La conferenza stampa della giuria internazionale, quest’anno guidata da Greta Gerwig, conferma la linea del direttore del festival Thierry Frémaux: minimizzare le polemiche. Rispetto alla nuova ondata del MeToo francese, e il rumor secondo cui nei prossimi giorni ci saranno prese di parola se non denunce nei confronti di autori abusanti presenti a Cannes, la regista statunitense non entra nello specifico: «Credo che le persone della comunità del cinema stiano raccontando le loro storie per far cambiare questo mondo in meglio. Ho visto già questo cambiamento nella comunità cinematografica americana e credo sia importante continuare ad avviare queste conversazioni. Tutto si sta muovendo nella giusta direzione, non è una destinazione da raggiungere ma un discorso in evoluzione. Una delle conquiste negli Usa è stato l’intimacy coordinator sui set, che fa parte della costruzione di un ambiente sicuro».

Sulla specificità del fenomeno in Francia ha poi aggiunto l’attore Omar Sy: «Forse è arrivato un po’ tardi, ma è un buon segno che oggi sempre più donne abbiano il coraggio parlare. Credo non si tratti solo del cinema ma di tutta la società». Un’opinione, quest’ultima, condivisa dal regista spagnolo Juan Antonio Bayona: «Il cinema riflette ciò che accade nella società, ma noi siamo qui per concentrarci sui film».

PIÙ FORTI le parole di Jasmine Trinca che, in procinto di partire per Cannes dove presenterà la serie L’arte della gioia diretta da Valeria Golino, ha raccontato a Vanity Fair di aver subito molestie da giovane: «Non si tratta di mele marce, non si tratta di maniaci: parliamo di un sistema di potere, del prodotto di una cultura».
Greta Gerwig ha poi dato il suo appoggio ai lavoratori e alle lavoratrici precarie del festival che minacciano lo sciopero, auspicando un accordo che accontenti entrambe le parti: «È molto importante che chi lavora abbia le giuste coperture previdenziali e dei salari dignitosi».

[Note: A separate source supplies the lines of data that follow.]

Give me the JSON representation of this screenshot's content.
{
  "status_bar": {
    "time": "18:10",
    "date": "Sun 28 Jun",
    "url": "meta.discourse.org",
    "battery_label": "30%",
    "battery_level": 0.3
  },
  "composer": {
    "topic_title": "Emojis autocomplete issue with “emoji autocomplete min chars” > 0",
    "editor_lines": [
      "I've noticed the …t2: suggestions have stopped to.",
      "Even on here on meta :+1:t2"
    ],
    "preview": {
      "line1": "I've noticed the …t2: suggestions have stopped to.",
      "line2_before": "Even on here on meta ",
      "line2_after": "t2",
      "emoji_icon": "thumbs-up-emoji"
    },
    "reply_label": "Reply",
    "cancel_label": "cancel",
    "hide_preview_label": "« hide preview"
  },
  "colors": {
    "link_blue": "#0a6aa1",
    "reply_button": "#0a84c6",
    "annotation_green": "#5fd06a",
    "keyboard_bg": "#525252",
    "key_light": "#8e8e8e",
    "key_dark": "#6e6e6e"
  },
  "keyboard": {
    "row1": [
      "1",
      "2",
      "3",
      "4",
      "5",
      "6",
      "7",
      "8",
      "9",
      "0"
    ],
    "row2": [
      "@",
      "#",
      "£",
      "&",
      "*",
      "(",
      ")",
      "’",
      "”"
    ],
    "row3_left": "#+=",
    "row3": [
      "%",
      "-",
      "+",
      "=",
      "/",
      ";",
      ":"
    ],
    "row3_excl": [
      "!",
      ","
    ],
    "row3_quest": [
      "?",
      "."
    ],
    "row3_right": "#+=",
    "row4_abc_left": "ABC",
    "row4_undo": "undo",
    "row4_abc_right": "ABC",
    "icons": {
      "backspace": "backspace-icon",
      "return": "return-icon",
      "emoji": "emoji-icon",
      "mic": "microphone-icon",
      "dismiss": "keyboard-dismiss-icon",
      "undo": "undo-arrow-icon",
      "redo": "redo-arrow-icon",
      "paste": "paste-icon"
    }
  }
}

Anche Pierfrancesco Favino, parte della giuria di quest’anno, è piuttosto generico quando sollecitato sulla situazione mondiale e sul conflitto a Gaza in particolare: «Credo ancora che una delle cose più pacifiche che possiamo fare è cercare la bellezza. I film possono parlare alla gente e per questo credo di poter essere qui come essere umano senza sentirmi colpevole».
Gerwig risponde infine ad una domanda sulla scarsa presenza femminile nella selezione così: «Sono orgogliosa di guidare questa giuria sulle orme di Jane Campion. Lavoro nel cinema da vent’anni e il numero di registe donne è qualcosa che sta migliorando solo ultimamente, è un processo ancora in corso e spero continuerà. Il cinema, in sé, è un’arte lenta: dalla concezione alla visione di un film passano anni, in questo spazio di manifesta una forma di pensiero».